Der Philosoph Peter Kampits befürwortet zwar grundsätzlich das Verbot der Patentierung, ortet jedoch Widersprüche in den Aussagen der Europa-Richter: "Einerseits betont der Gerichtshof, dass er nicht dazu aufgerufen sei, auf Fragen medizinischer oder ethischer Natur einzugehen, sondern die Richtlinie juristisch auszulegen. Doch eine Entscheidung, wann das Leben beginnt, ist nicht juridischer, sondern ganz klar ethischer Natur", sagt Kampits. Zudem überlasse der EuGH es den Nationalstaaten, eigene Rechtsstreite selbst zu regeln.
Kein Ei des Columbus
In Österreich ist die Erzeugung von embryonalen Stammzellen zu Forschungszwecken verboten.
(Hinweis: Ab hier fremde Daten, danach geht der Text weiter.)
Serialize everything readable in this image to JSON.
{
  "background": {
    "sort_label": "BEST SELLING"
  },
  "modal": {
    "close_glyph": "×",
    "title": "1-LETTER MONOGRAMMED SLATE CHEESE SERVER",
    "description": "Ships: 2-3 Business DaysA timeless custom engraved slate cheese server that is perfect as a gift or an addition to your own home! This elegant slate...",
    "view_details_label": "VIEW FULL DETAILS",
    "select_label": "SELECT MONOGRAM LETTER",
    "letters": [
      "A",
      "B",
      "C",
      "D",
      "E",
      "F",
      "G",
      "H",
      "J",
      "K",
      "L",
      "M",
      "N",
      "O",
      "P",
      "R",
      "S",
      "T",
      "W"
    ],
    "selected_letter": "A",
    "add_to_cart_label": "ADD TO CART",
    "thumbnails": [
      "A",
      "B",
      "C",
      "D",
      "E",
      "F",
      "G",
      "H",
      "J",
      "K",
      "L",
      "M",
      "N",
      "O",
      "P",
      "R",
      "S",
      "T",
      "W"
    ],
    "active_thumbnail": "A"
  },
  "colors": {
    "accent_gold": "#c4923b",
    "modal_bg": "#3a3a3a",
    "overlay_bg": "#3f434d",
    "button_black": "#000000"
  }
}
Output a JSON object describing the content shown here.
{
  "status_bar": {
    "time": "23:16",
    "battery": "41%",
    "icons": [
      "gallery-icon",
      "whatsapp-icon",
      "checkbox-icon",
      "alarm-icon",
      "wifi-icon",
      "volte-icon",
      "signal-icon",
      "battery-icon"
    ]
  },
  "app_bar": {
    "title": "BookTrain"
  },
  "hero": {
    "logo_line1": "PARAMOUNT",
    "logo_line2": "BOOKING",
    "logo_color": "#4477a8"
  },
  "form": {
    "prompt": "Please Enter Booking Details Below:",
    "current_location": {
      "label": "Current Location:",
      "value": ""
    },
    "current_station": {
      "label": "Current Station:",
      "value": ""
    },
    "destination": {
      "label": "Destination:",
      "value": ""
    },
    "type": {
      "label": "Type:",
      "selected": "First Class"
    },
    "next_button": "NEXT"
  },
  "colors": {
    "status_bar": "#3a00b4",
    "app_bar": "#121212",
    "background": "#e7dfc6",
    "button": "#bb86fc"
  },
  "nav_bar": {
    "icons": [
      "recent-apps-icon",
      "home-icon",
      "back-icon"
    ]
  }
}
Allerdings dürften die Zellen (wie in Deutschland) zu Forschungszwecken importiert werden. Sie werden in zahlreichen europäischen Staaten aus überzähligen befruchteten Eizellen gewonnen, die im Rahmen der künstlichen Befruchtung in großen Mengen entstehen. Mittlerweile stehen weltweit mehrere hundert solcher Zelllinien zur Verfügung.
Für den Wiener Fachhumangenetiker Markus Hengstschläger sind embryonale Stammzellen allerdings nicht das Ei des Columbus. Ihr Einsatz sei nämlich auch deswegen gefährlich, weil sie eine Neigung hätten, Krebs entstehen zu lassen: "A la longue werden die embryonalen Stammzellen daher selten die besten Zellen für Therapien sein. In der medizinischen Therapie sind adulte Stammzellen der große Sieger. Seit Jahrzehnten werden etwa Blutstammzellen in Transplantationen gegen Leukämie eingesetzt, oder Hautstammzellen bei Hauttransplantationen nach Brandwunden."